No one would play a 7Hz action game these days, so obviously rendering at the user's input rate is not a good idea. Rendering as fast as possible makes the game more responsive for the user as the game-event->photon->cognition->motion->keyboard loop becomes shorter. At lower framerates, this whole loop gets longer, so the user is given a disadvantage -- even if they react as fast as humanly possible (about 200ms), they're given the handicap of the photons informing them of the event later than possible.
In my example I chose to poll at the rendering rate, but that's not required either. You could poll once per update, and still render once every N updates -- this would allow the user to input commands at the simulation rate, but only be able to see the results of them at the display rate. Note though that audio devices have pretty high output rates (e.g. in KHz instead of Hz :) ) so audio cues could still be output at the simulation rate.
Fact is that in general, a high framerate game will be more responsive than a low-framerate one, decoupling the simulation and rendering rates doesn't necessarily impact responsiveness, and decoupling rates doesn't have to impact the fairness of the game.
Anyway, in the OP you asked if it's possible to update faster than render, without harming responsiveness. And yes, you can, as long as you're ok with the sim having higher temporal fidelity than the user's monitor... In any case, responsiveness does not have to decrease- it can be the same as before.
In fact, responsiveness can actually improve in a decoupled simulation!
In a traditional loop running at 30Hz, the delay between a key-press occuring and being picked up by the poll is between 0 and 1 frames, or on average, 0.5 frames, or 16.7ms.
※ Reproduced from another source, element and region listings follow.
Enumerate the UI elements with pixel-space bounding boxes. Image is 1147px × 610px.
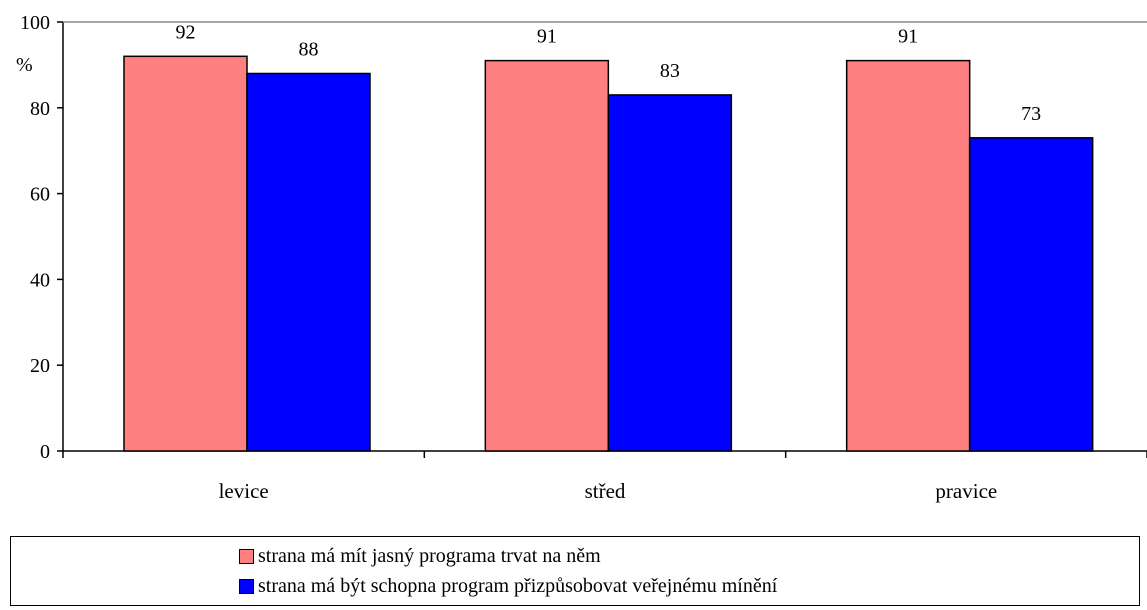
legend-item-series-1: strana má mít jasný programa trvat na ně… xyxy=(239,545,601,568)
bar-střed-series-1 xyxy=(484,59,610,452)
x-tick-label-střed: střed xyxy=(585,479,626,503)
y-tick-label-20: 20 xyxy=(30,355,50,377)
bar-levice-series-1 xyxy=(123,55,248,452)
legend: strana má mít jasný programa trvat na ně… xyxy=(10,536,1140,606)
x-tick-label-levice: levice xyxy=(219,479,269,503)
y-axis-unit-label: % xyxy=(16,54,33,76)
data-label-střed-series-1: 91 xyxy=(537,26,557,48)
x-tick-label-pravice: pravice xyxy=(935,479,997,503)
bar-chart: 0 20 40 60 80 100 92 88 levice 91 83 střed 91 73 prav… xyxy=(16,12,1147,503)
y-tick-label-40: 40 xyxy=(30,269,50,291)
y-tick-label-100: 100 xyxy=(20,12,50,34)
y-tick-label-60: 60 xyxy=(30,184,50,206)
y-tick-label-0: 0 xyxy=(40,441,50,463)
legend-item-series-2: strana má být schopna program přizpůsobo… xyxy=(239,575,777,598)
bar-pravice-series-1 xyxy=(845,59,971,452)
data-label-levice-series-1: 92 xyxy=(176,21,196,43)
data-label-pravice-series-2: 73 xyxy=(1021,103,1041,125)
legend-label-series-1: strana má mít jasný programa trvat na ně… xyxy=(258,545,601,567)
bar-levice-series-2 xyxy=(246,72,371,452)
legend-label-series-2: strana má být schopna program přizpůsobo… xyxy=(258,575,778,597)
y-tick-label-80: 80 xyxy=(30,98,50,120)
data-label-pravice-series-1: 91 xyxy=(898,26,918,48)
legend-swatch-series-1 xyxy=(239,549,254,564)
bar-střed-series-2 xyxy=(607,94,733,452)
data-label-levice-series-2: 88 xyxy=(299,38,319,60)
bar-pravice-series-2 xyxy=(968,137,1094,452)
legend-swatch-series-2 xyxy=(239,579,254,594)
data-label-střed-series-2: 83 xyxy=(660,60,680,82)
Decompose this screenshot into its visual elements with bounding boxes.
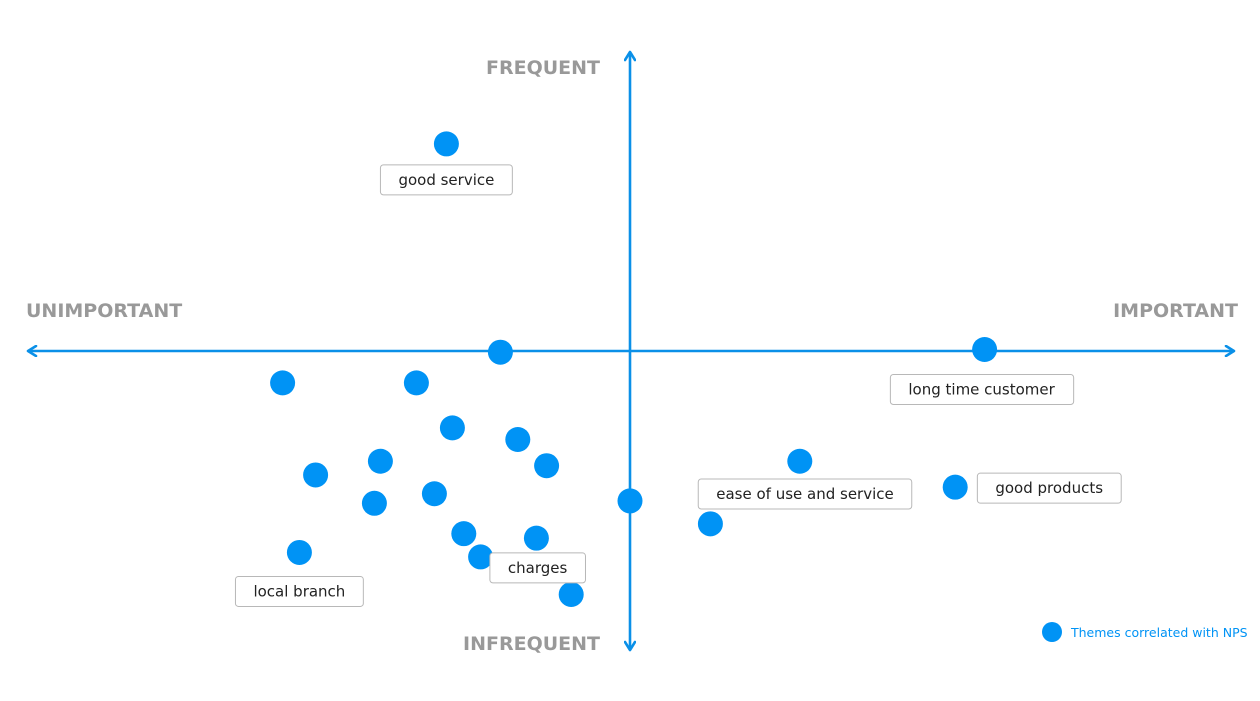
data-point-21 — [942, 474, 968, 500]
data-point-17 — [468, 544, 494, 570]
point-label-text: good service — [398, 171, 494, 189]
data-point-3 — [972, 337, 998, 363]
axis-label-unimportant: UNIMPORTANT — [26, 300, 182, 322]
point-label-charges: charges — [489, 552, 586, 584]
point-label-box — [489, 552, 586, 584]
data-point-6 — [439, 415, 465, 441]
data-point-11 — [361, 490, 387, 516]
point-label-box — [379, 164, 513, 196]
point-label-box — [697, 478, 913, 510]
data-point-7 — [505, 427, 531, 453]
point-label-box — [234, 575, 364, 607]
data-point-13 — [617, 488, 643, 514]
axis-label-infrequent: INFREQUENT — [463, 633, 600, 655]
point-label-text: good products — [995, 479, 1103, 497]
point-label-local-branch: local branch — [234, 575, 364, 607]
point-label-good-products: good products — [976, 472, 1122, 504]
data-point-15 — [523, 525, 549, 551]
data-point-19 — [787, 448, 813, 474]
data-point-18 — [558, 581, 584, 607]
point-label-text: charges — [508, 559, 568, 577]
data-point-2 — [487, 339, 513, 365]
data-point-20 — [697, 511, 723, 537]
data-point-4 — [270, 370, 296, 396]
point-label-text: long time customer — [908, 381, 1055, 399]
point-label-text: ease of use and service — [716, 485, 894, 503]
data-point-9 — [303, 462, 329, 488]
legend-entry-label: Themes correlated with NPS — [1070, 625, 1248, 640]
point-label-text: local branch — [253, 582, 345, 600]
point-label-box — [889, 374, 1075, 406]
data-point-10 — [534, 453, 560, 479]
data-point-5 — [403, 370, 429, 396]
data-point-16 — [286, 539, 312, 565]
legend: Themes correlated with NPS — [1042, 622, 1248, 642]
point-label-box — [976, 472, 1122, 504]
point-label-long-time-customer: long time customer — [889, 374, 1075, 406]
data-point-12 — [421, 481, 447, 507]
legend-marker — [1042, 622, 1062, 642]
axis-label-frequent: FREQUENT — [486, 57, 600, 79]
point-label-ease-of-use-and-service: ease of use and service — [697, 478, 913, 510]
data-point-8 — [367, 448, 393, 474]
data-points — [270, 131, 998, 607]
data-point-14 — [451, 521, 477, 547]
point-label-good-service: good service — [379, 164, 513, 196]
data-point-1 — [433, 131, 459, 157]
axis-label-important: IMPORTANT — [1113, 300, 1238, 322]
point-labels: good service long time customer local bran… — [234, 164, 1122, 607]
There's then 33.3ms between the poll and when until the CPU finishes the next frame (which consumes that input), for 50ms average delay between a keypress, and the draw commands resulting from it being sent to the GPU:
0ms 33.3ms 66.6ms
| Frame 1 | Frame 2 |
Key press | Poll,Update,Render |Events picked up by a poll now wait either 16.7ms, 11.1ms or 5.6ms (average 11.1ms) before the next draw starts, and 16.7ms until that draw completes, for 30.5ms average delay between a keypress, and the draw commands resulting from it being sent to the GPU:
0ms 16.6ms 33.3ms
| Key Press | |
| Frame 1 Sim | Frame 2 Sim |
| P,U | P,U | P,U | P,U | P,U | P,U |
| Frame 0 Draw | Frame 1 Draw |
| Draw | Draw |Of course, I have cheated by making the Update portion 3x faster in one example and not the other :lol: but the general idea is that: if you're bottlenecked by rendering, you might be able to increase your simulation rate to no ill effect (or even to positive effect).
There's also the opposite situation -- when you're bottlenecked by the simulation. e.g. in RTS games, it's common for the simulation to advance at something pitiful like 10Hz, while the renderer pumps out responsive 60Hz frames.
In this case, rendering at 10Hz would simply be unacceptable -- things like camera scrolling would be unnecessarily choppy and unresponsive. By increasing the display rate, not only do you keep the user happy with smooth animation, but you make all of the user interface elements much more responsive (as they don't have to be tied to the simulation rate). If the user clicks on a button, the UI code can start playing an audio response and changing the color of that button in around 25ms, whereas if it was tied to the simulation rate, the average response would be 150ms.
So again, in that different situation, decoupling the simulation/rendering rates can actually improve the user's feeling of responsiveness.